In some-what related new, the Massachusetts Department of Public Health Council voted to comply with Center for Disease Control protocol and require HIV positive patients to give their names when receiving treatment. The names will then be stored on a guarded data base accessible by ten people. Still, the mere existence of such a list worries some activists, who think numbered codes worked just fine. The government insists that the inventory will help keep monitor infection rates, but AIDS Action Committee of Massachusetts policy director Denise Williams tells The Boston Herald: “It does not adequately address the serious issues of privacy and security”. Had it not agreed to the discretionary direction, the state would have lost it’s federal AIDS funding: an estimated at $33 million. Thus, it came down to helping well-identified, yet possibly targeted patients or letting the anonymous die.

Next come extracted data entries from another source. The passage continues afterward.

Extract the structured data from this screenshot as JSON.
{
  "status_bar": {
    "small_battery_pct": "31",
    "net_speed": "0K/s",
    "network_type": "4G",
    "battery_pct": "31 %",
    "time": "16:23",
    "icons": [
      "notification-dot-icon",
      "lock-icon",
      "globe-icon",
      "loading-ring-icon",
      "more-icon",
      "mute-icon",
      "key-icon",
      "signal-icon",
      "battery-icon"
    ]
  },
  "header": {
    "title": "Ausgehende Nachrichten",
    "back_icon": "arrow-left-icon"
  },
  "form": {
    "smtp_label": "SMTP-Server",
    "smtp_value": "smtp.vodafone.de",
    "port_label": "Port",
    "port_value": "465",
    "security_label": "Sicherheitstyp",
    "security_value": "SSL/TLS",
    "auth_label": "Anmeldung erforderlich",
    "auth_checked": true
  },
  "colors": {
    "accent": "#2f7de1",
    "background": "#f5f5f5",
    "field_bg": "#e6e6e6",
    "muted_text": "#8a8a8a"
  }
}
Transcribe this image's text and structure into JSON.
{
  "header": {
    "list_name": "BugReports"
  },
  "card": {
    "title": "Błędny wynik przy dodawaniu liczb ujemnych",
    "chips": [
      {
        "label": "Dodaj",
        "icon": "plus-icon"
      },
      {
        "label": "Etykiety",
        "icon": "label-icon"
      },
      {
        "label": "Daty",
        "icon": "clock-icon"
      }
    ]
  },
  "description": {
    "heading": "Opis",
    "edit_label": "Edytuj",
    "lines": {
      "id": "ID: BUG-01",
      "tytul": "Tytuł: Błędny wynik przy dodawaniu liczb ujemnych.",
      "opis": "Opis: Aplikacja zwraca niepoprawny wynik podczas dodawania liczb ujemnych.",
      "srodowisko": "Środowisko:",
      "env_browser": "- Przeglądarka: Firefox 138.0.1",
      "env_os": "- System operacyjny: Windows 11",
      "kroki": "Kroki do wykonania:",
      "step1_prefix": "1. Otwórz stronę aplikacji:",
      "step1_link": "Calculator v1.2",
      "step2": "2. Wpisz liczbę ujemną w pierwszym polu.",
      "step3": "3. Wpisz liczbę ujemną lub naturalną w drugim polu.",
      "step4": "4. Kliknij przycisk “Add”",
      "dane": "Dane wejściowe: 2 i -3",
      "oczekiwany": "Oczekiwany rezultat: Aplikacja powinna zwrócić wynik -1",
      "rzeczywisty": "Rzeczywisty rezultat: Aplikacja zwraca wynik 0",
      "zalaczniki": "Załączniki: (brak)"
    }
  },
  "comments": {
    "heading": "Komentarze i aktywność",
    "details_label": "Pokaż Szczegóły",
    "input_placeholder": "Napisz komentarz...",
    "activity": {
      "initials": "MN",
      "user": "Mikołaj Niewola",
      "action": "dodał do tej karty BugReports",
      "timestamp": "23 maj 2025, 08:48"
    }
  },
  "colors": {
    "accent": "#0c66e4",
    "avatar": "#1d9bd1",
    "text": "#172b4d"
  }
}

It’s an unfortunate choice to have to make, but ultimately necessary and, really, seems pretty cut-and-dry to us.
Ian D. Stewart
These are the same people that brought us the IRS and TSA, and we’re supposed to trust them with this?
I guess suppose we’re supposed to be thankful that they don’t make us wear little pink triangle armbands?
Paul Raposo
No government ever does anything “just because”. There is something going on here, with a specific and desired outcome that they don’t want people to know about. Someone better keep an eye on this.
Alipi
When exactly does this CDC policy date back to – does anyone know? Has the ACLU or Lambda challenged it? It sounds like one of many politically motivated decisions being made at the CDC as of late… after all, no other disease requires name ID – why is HIV so special?